Ryan bu bölümde bir rüya görür ve bu rüya bilinçdışı ile olan irtibatının, yani Wilfred ile olan ilişkisinin hangi düzeyde seyir ettiğini göstermektedir. Wilfred, Ryan’ın aklından geçenleri bilmekte ve rüyalar yoluyla da onu etkileyebilmektedir.
On üçüncü bölümde Wilfred yine seyirciyi manipüle eder. Ryan bütün bu olanlara mantıklı bir cevap aramaktadır, Wilfred ise yine kendi üslubunda cevap vermektedir:
“Ryan, tanışmamızdan önceki geceyi hatırlıyor musun? Aldığın hapları?
Evet.
İşe yaradı, dostum. Üzgünüm, Ryan. İşe yaradı…Burasının normalden farklı olduğuna dikkat etmişsindir sanırım. Kafan karışıyor, değil mi?
Ben deli?...
Hayır. İkisinin arasındasın. Hangi tarafa geçeceğin bugünkü toplantıda belli olacak. Jenna işini geri alırsa hayatına devam edebilirsin.
Bunların hepsi hayal mi yani?
Adada olan şeyler gerçek ama geri kalanı hayal.
Ne adası?
Son dediğimi unut.
Wilfred!
Kara duman!
Lost'u izledim, Wilfred.
Finali nasıldı sence?
Neden bana düzgün bir cevap vermiyorsun?
Haydi ama, Ryan Bunlar karışık, varoluşsal sorular…Bunları sıkıcı Rus yazarlara ve LSD kullanan gençlere bırak. Gerçek insanlar bunları düşünmezler!
“
İşte bu sahne her şeyi özetler aslında. Çünkü Ryan kısa bir süre içinde iyi biri olmaktan vazgeçip fırsatçı bir avukata dönüşüp ihtirasının kurbanı olur. Jenna’yı etkilemek adına yaptığı şeyler etrafındakilere zarar verir. Tam da kız kardeşine şantaj yaptığı anda kız kardeşi Kristen ona bir soru sorar: “sen kimsin?” işte bu soru Ryan’ın bodrumdayken Wilfred’a sorduğu sorudur. Ryan tam anlamıyla bilinçaltının karanlık tarafının kontrolüne girmiştir. Oysa Wilfred onun karakterindeki pasifliği dengelemek için vardı, Ryan’ın Wilfred’a dönüşmesi için değil. Ryan Wilfred gibi olamazdı, insandı o. Zaten Wilfred da işler bu yöne sürüklenirse diye bir vasiyet yazıp bodruma bırakmıştı. Ryan her şeyi mahvettiğini anladığında bodruma gitmek istedi ve….
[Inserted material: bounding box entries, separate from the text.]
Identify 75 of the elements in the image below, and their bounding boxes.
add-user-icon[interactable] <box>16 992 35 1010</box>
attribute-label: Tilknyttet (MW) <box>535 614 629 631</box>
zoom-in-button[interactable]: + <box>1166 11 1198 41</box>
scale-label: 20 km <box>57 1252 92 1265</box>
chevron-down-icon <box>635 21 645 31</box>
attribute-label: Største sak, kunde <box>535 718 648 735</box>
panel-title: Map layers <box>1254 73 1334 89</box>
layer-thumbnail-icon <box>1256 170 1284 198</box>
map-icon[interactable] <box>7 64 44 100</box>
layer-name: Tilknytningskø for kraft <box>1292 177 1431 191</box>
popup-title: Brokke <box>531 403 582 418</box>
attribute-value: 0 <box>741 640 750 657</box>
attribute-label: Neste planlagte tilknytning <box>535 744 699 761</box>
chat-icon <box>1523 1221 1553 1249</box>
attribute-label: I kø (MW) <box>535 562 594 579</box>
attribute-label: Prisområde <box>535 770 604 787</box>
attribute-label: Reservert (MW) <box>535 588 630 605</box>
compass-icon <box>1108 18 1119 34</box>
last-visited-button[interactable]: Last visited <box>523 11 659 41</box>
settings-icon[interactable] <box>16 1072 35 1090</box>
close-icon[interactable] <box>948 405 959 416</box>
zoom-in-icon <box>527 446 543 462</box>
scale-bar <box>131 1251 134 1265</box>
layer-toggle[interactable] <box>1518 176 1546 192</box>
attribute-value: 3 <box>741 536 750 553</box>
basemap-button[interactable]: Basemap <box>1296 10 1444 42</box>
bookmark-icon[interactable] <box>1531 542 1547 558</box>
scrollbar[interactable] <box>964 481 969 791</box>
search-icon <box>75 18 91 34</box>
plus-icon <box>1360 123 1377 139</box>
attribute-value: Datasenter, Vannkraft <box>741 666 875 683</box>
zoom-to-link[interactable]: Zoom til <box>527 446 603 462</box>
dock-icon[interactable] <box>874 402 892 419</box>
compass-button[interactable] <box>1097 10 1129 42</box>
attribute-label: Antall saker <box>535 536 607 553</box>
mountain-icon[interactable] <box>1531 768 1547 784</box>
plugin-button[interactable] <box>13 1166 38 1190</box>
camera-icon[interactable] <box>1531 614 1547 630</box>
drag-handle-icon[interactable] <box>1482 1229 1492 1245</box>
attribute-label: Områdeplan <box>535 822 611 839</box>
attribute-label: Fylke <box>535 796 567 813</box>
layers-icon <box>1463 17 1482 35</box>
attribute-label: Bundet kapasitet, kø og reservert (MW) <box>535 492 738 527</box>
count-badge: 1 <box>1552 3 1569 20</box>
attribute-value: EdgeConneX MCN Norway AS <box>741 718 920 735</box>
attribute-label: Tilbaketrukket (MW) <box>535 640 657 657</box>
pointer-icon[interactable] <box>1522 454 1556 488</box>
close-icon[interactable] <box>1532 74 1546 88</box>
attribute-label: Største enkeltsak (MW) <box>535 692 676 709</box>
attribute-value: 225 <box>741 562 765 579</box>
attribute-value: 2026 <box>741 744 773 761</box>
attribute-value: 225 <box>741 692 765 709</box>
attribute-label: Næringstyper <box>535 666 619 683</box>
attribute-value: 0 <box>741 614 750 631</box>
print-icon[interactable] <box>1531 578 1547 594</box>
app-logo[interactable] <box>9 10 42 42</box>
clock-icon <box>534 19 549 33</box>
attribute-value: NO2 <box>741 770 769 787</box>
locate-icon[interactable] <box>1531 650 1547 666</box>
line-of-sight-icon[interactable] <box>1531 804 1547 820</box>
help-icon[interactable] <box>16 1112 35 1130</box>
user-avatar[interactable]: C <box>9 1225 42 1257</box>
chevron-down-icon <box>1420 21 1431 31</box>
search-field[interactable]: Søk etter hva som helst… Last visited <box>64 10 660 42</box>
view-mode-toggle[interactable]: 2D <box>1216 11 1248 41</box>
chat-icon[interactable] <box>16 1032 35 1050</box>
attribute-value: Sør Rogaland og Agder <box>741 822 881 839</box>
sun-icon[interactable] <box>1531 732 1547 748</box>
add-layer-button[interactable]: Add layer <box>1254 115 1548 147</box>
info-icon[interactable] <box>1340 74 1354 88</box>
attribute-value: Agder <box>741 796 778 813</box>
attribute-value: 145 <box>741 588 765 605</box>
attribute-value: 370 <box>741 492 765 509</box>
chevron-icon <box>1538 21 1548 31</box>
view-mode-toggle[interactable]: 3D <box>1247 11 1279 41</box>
Birinci sezon o sahne ile sona erdi. Ryan’ın psikolojik problemi ile mücadelesini- toplumsal baskı ve kendi arzuların arasında sıkışmışlığın bilinçdışı ve bilinç eksenindeki temsilini- anlatıyor dizi. Yani Ryan’ın kendi iç çatışmasını. Bunu destekleyen sayısız sahne ve gönderme bulunmakta, son sahne de bunların en kuvvetlisi.
İkinci sezon Ryan’ın mental durumu açıklığa kavuşturulabilir fakat bunun bile bir Wilfred manipülasyonu olduğunu düşünebiliriz. Hatta oraya duvarı Wilfred’ın örmüş olabileceğini bile aklımdan geçiririm ben. Efsane bir karakter olacak Wilfred’dan her şey beklenir. Şu an her şey netmiş gibi gözükse de işler daha çok karışabilir. Çünkü o Wilfred ve biraz da bu yüzden ikinci sezon öncesi çok net konuşmak biraz zor…
3 yorum:
2. sezona dair fikirlerinizi de merak ediyorum. Umarım yazarsınız
Teşekkürler. İkinci sezonu da ilgiyle takip etmekteyim şu an, büyük ihtimalle sezon bitimi daha geniş bir yazı gelecek buraya.